Hace 3 semanas hiciste un calendario y lo pegaste en la heladera para llevar la cuenta regresiva. Tenías unas ganas locas de que llegue tu cumpleaños porque iba a venir toda la familia a casa e ibas a poder estar con tus primos.
Llegó el día y la ansiedad era bastante. Ordenamos tu habitación y aunque no te gusta nada me dijiste que lo estabas pasando lindo porque lo hacíamos juntas.
Había un poco de temor porque la lluvia pronosticada no nos deje estar en la terraza.

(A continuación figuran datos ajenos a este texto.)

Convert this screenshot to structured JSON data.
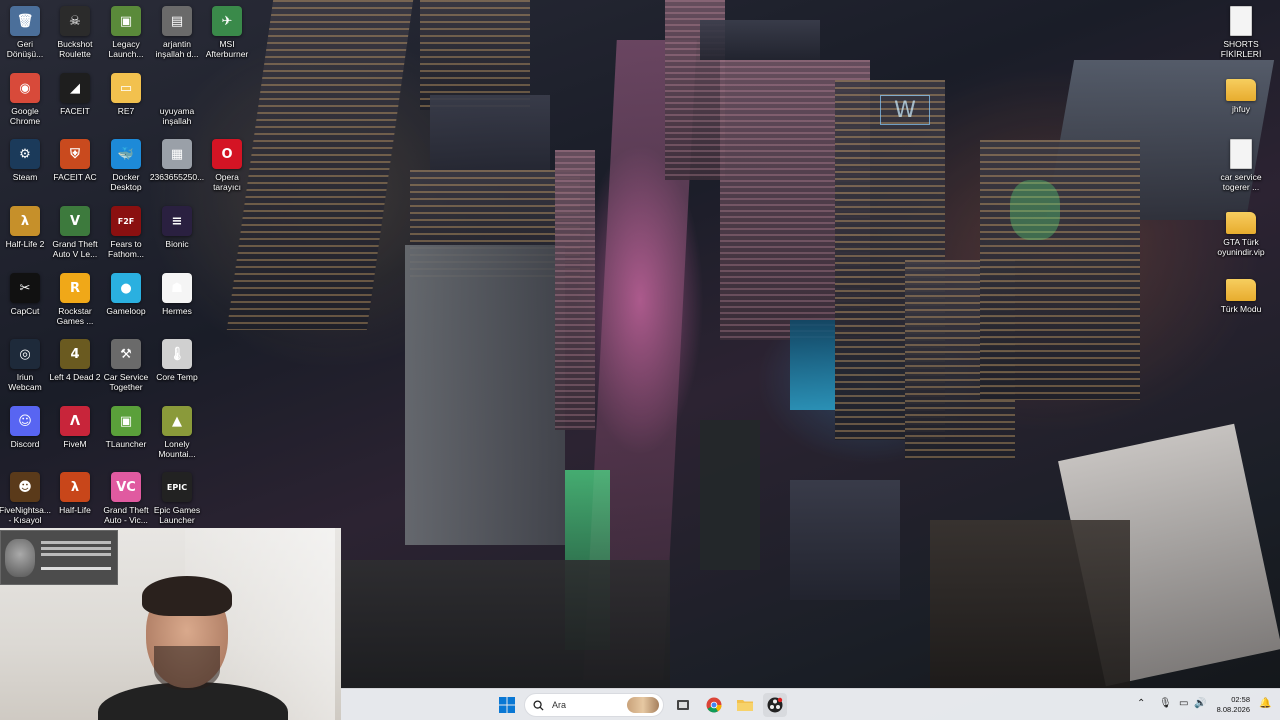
{
  "desktop": {
    "left_icons": [
      {
        "label": "Geri\nDönüşü...",
        "glyph": "🗑",
        "icon": "recycle-bin-icon",
        "color": "#4b6f9a"
      },
      {
        "label": "Buckshot\nRoulette",
        "glyph": "☠",
        "icon": "buckshot-roulette-icon",
        "color": "#2b2b2b"
      },
      {
        "label": "Legacy\nLaunch...",
        "glyph": "▣",
        "icon": "legacy-launcher-icon",
        "color": "#5a8a3a"
      },
      {
        "label": "arjantin\ninşallah d...",
        "glyph": "▤",
        "icon": "document-thumbnail-icon",
        "color": "#6a6a6a"
      },
      {
        "label": "MSI\nAfterburner",
        "glyph": "✈",
        "icon": "msi-afterburner-icon",
        "color": "#3a8a4a"
      },
      {
        "label": "Google\nChrome",
        "glyph": "◉",
        "icon": "chrome-icon",
        "color": "#d84a3a"
      },
      {
        "label": "FACEIT",
        "glyph": "◢",
        "icon": "faceit-icon",
        "color": "#1e1e1e"
      },
      {
        "label": "RE7",
        "glyph": "▭",
        "icon": "folder-icon",
        "color": "#f2c14e"
      },
      {
        "label": "uyuyama\ninşallah",
        "glyph": "",
        "icon": "blank-file-icon",
        "color": "transparent"
      },
      {
        "label": "",
        "glyph": "",
        "icon": "empty-slot",
        "color": "transparent"
      },
      {
        "label": "Steam",
        "glyph": "⚙",
        "icon": "steam-icon",
        "color": "#1b3a5a"
      },
      {
        "label": "FACEIT AC",
        "glyph": "⛨",
        "icon": "faceit-ac-icon",
        "color": "#c94a1e"
      },
      {
        "label": "Docker\nDesktop",
        "glyph": "🐳",
        "icon": "docker-icon",
        "color": "#1d8ad8"
      },
      {
        "label": "2363655250...",
        "glyph": "▦",
        "icon": "image-file-icon",
        "color": "#9aa0a8"
      },
      {
        "label": "Opera\ntarayıcı",
        "glyph": "O",
        "icon": "opera-icon",
        "color": "#d41424"
      },
      {
        "label": "Half-Life 2",
        "glyph": "λ",
        "icon": "half-life-2-icon",
        "color": "#c6902a"
      },
      {
        "label": "Grand Theft\nAuto V Le...",
        "glyph": "V",
        "icon": "gta-v-icon",
        "color": "#3d7a3d"
      },
      {
        "label": "Fears to\nFathom...",
        "glyph": "F2F",
        "icon": "fears-to-fathom-icon",
        "color": "#8a1010"
      },
      {
        "label": "Bionic",
        "glyph": "≡",
        "icon": "bionic-icon",
        "color": "#2a2040"
      },
      {
        "label": "",
        "glyph": "",
        "icon": "empty-slot",
        "color": "transparent"
      },
      {
        "label": "CapCut",
        "glyph": "✂",
        "icon": "capcut-icon",
        "color": "#111"
      },
      {
        "label": "Rockstar\nGames ...",
        "glyph": "R",
        "icon": "rockstar-icon",
        "color": "#f0a818"
      },
      {
        "label": "Gameloop",
        "glyph": "●",
        "icon": "gameloop-icon",
        "color": "#2ab0e0"
      },
      {
        "label": "Hermes",
        "glyph": "☗",
        "icon": "hermes-icon",
        "color": "#f5f5f5"
      },
      {
        "label": "",
        "glyph": "",
        "icon": "empty-slot",
        "color": "transparent"
      },
      {
        "label": "Iriun\nWebcam",
        "glyph": "◎",
        "icon": "iriun-webcam-icon",
        "color": "#1e2a3a"
      },
      {
        "label": "Left 4 Dead 2",
        "glyph": "4",
        "icon": "left-4-dead-2-icon",
        "color": "#6a5a20"
      },
      {
        "label": "Car Service\nTogether",
        "glyph": "⚒",
        "icon": "car-service-together-icon",
        "color": "#6a6a6a"
      },
      {
        "label": "Core Temp",
        "glyph": "🌡",
        "icon": "core-temp-icon",
        "color": "#d0d0d0"
      },
      {
        "label": "",
        "glyph": "",
        "icon": "empty-slot",
        "color": "transparent"
      },
      {
        "label": "Discord",
        "glyph": "☺",
        "icon": "discord-icon",
        "color": "#5865f2"
      },
      {
        "label": "FiveM",
        "glyph": "Λ",
        "icon": "fivem-icon",
        "color": "#c8253a"
      },
      {
        "label": "TLauncher",
        "glyph": "▣",
        "icon": "tlauncher-icon",
        "color": "#5aa03a"
      },
      {
        "label": "Lonely\nMountai...",
        "glyph": "▲",
        "icon": "lonely-mountains-icon",
        "color": "#8a9a3a"
      },
      {
        "label": "",
        "glyph": "",
        "icon": "empty-slot",
        "color": "transparent"
      },
      {
        "label": "FiveNightsa...\n- Kısayol",
        "glyph": "☻",
        "icon": "five-nights-icon",
        "color": "#5a3a1a"
      },
      {
        "label": "Half-Life",
        "glyph": "λ",
        "icon": "half-life-icon",
        "color": "#c8461a"
      },
      {
        "label": "Grand Theft\nAuto - Vic...",
        "glyph": "VC",
        "icon": "gta-vice-city-icon",
        "color": "#e05aa0"
      },
      {
        "label": "Epic Games\nLauncher",
        "glyph": "EPIC",
        "icon": "epic-games-icon",
        "color": "#222"
      }
    ],
    "right_icons": [
      {
        "label": "SHORTS\nFİKİRLERİ",
        "icon": "text-file-icon",
        "color": "#f4f4f4"
      },
      {
        "label": "jhfuy",
        "icon": "folder-icon",
        "color": "#f2c14e"
      },
      {
        "label": "car service\ntogerer ...",
        "icon": "text-file-icon",
        "color": "#f4f4f4"
      },
      {
        "label": "GTA Türk\noyunindir.vip",
        "icon": "folder-icon",
        "color": "#f2c14e"
      },
      {
        "label": "Türk Modu",
        "icon": "folder-icon",
        "color": "#f2c14e"
      }
    ]
  },
  "taskbar": {
    "search_placeholder": "Ara",
    "time": "02:58",
    "date": "8.08.2026"
  }
}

No te quisiste arreglar mucho porque "total voy a estar en patas todo el tiempo y no voy a parar de jugar".
Fue llegando la familia. Y te miré como corrías a recibir a cada uno. Te miré como siempre te miro, sin que te des cuenta y me guardé fotos que no saqué en mi memoria.
Me quedé con esos abrazos.
Los estudié, observé tus gestos.
Eran abrazos que duraban un poquito más que siempre. Abrazos dónde cerrabas los ojos fuerte y tenías una sonrisa en el rostro y este quedaba a la altura del corazón de quien te los daba.
Abrazos sentidos.
Abrazos que me hacen pensar qué sabés muy bien cuál es el mejor de los regalos de cumpleaños.
Al final no llovió.
Pudimos festejar en la terraza.
Y en la oscuridad de la noche tu sonrisa nos llenó de luz.